B-cell receptor signaling inhibition by targeting Bruton tyrosine kinase (BTK) is effective in treating chronic lymphocytic leukemia. The BTK inhibitor ibrutinib may be intolerable for some patients. Acalabrutinib is a more selective BTK inhibitor that may be better tolerated by patients who are intolerant to ibrutinib. A phase II study of acalabrutinib was conducted in patients with relapsed/refractory chronic lymphocytic leukemia who were ibrutinib-intolerant and had continued disease activity. Intolerance was defined as having discontinued ibrutinib due to persistent grade 3/4 adverse events or persistent/recurrent grade 2 adverse events despite dose modification/interruption. Patients received oral acalabrutinib 100 mg twice daily until disease progression or intolerance. Sixty patients were treated. The overall response rate to acalabrutinib was 73% and three patients (5%) achieved complete remission.

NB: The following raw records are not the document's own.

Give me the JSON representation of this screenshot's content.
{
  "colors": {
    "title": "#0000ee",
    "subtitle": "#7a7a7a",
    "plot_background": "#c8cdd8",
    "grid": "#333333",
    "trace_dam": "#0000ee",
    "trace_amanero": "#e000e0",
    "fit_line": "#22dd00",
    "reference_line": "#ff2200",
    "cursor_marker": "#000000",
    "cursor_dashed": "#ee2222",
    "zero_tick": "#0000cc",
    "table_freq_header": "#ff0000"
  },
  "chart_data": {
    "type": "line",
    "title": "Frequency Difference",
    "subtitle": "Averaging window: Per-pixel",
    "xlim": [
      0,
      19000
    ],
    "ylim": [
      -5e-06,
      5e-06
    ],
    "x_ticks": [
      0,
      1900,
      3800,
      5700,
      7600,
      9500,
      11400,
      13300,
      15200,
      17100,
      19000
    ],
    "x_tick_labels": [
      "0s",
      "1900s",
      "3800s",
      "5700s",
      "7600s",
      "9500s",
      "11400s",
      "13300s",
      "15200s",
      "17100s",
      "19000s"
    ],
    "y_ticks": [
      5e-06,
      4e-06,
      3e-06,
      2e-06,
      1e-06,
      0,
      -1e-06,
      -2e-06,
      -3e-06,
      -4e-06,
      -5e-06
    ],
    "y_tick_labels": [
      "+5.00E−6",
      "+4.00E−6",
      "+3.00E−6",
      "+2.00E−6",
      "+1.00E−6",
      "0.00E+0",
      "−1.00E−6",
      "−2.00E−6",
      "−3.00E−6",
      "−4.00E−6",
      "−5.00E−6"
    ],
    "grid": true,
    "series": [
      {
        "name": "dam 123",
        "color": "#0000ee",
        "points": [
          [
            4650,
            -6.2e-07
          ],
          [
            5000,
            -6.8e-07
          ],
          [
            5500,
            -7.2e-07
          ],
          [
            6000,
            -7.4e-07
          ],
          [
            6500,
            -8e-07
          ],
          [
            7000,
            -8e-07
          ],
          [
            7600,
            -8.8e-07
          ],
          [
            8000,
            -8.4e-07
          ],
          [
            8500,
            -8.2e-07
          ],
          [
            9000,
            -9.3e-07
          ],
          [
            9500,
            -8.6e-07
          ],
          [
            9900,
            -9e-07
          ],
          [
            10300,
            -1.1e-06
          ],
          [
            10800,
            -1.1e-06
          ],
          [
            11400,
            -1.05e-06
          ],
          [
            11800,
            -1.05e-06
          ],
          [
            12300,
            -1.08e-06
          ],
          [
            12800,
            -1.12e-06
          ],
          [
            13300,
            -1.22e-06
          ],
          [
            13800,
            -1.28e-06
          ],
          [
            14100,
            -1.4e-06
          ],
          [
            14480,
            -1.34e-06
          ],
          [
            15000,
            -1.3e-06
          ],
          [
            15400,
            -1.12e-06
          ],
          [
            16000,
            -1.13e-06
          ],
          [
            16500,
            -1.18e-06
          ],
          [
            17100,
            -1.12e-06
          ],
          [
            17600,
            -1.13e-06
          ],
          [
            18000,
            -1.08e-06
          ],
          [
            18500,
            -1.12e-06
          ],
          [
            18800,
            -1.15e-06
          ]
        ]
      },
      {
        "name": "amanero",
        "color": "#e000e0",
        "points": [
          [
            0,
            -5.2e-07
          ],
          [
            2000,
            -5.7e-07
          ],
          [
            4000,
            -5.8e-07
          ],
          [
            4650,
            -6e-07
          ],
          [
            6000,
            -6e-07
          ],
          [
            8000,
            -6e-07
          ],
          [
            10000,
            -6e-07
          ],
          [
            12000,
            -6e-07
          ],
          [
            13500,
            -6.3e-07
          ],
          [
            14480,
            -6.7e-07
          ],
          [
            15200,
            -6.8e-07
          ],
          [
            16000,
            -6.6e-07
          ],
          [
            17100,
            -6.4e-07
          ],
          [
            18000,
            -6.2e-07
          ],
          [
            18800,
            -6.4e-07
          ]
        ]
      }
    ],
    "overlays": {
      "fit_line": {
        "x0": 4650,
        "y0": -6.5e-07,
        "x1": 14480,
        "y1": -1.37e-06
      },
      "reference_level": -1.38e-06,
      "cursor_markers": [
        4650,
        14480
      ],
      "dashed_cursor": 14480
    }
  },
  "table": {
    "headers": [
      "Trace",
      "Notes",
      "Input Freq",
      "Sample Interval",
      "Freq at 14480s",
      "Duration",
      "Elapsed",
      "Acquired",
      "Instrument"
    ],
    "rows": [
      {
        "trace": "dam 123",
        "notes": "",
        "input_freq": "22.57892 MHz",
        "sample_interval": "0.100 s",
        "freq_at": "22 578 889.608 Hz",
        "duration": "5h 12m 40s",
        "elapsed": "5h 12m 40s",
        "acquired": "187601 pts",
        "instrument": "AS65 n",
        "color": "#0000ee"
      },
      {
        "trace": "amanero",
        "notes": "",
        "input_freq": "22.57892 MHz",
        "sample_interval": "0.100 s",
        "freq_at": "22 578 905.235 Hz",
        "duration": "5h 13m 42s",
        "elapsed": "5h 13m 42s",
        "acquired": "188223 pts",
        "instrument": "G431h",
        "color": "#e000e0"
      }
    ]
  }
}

At a median follow-up of 35 months, the median progression-free and overall survival were not reached; 24-month estimates were 72% and 81%, respectively. The most frequent adverse events with acalabrutinib were diarrhea (53%), headache (42%), contusion (40%), dizziness (33%), upper respiratory tract infection (33%), and cough (30%). The most common reasons for acalabrutinib discontinuation were progressive disease (23%) and adverse events (17%). Most patients with baseline samples (49/52; 94%) and all with on-treatment samples (3/3; 100%) had no detectable BTK and/or PLCG2 mutations. Acalabrutinib is effective and tolerable in most patients with relapsed/refractory chronic lymphocytic leukemia who are intolerant of ibrutinib. Acalabrutinib may be useful for patients who may benefit from BTK inhibitor therapy but are ibrutinib intolerant. ClinicalTrials.gov identifier: NCT02717611.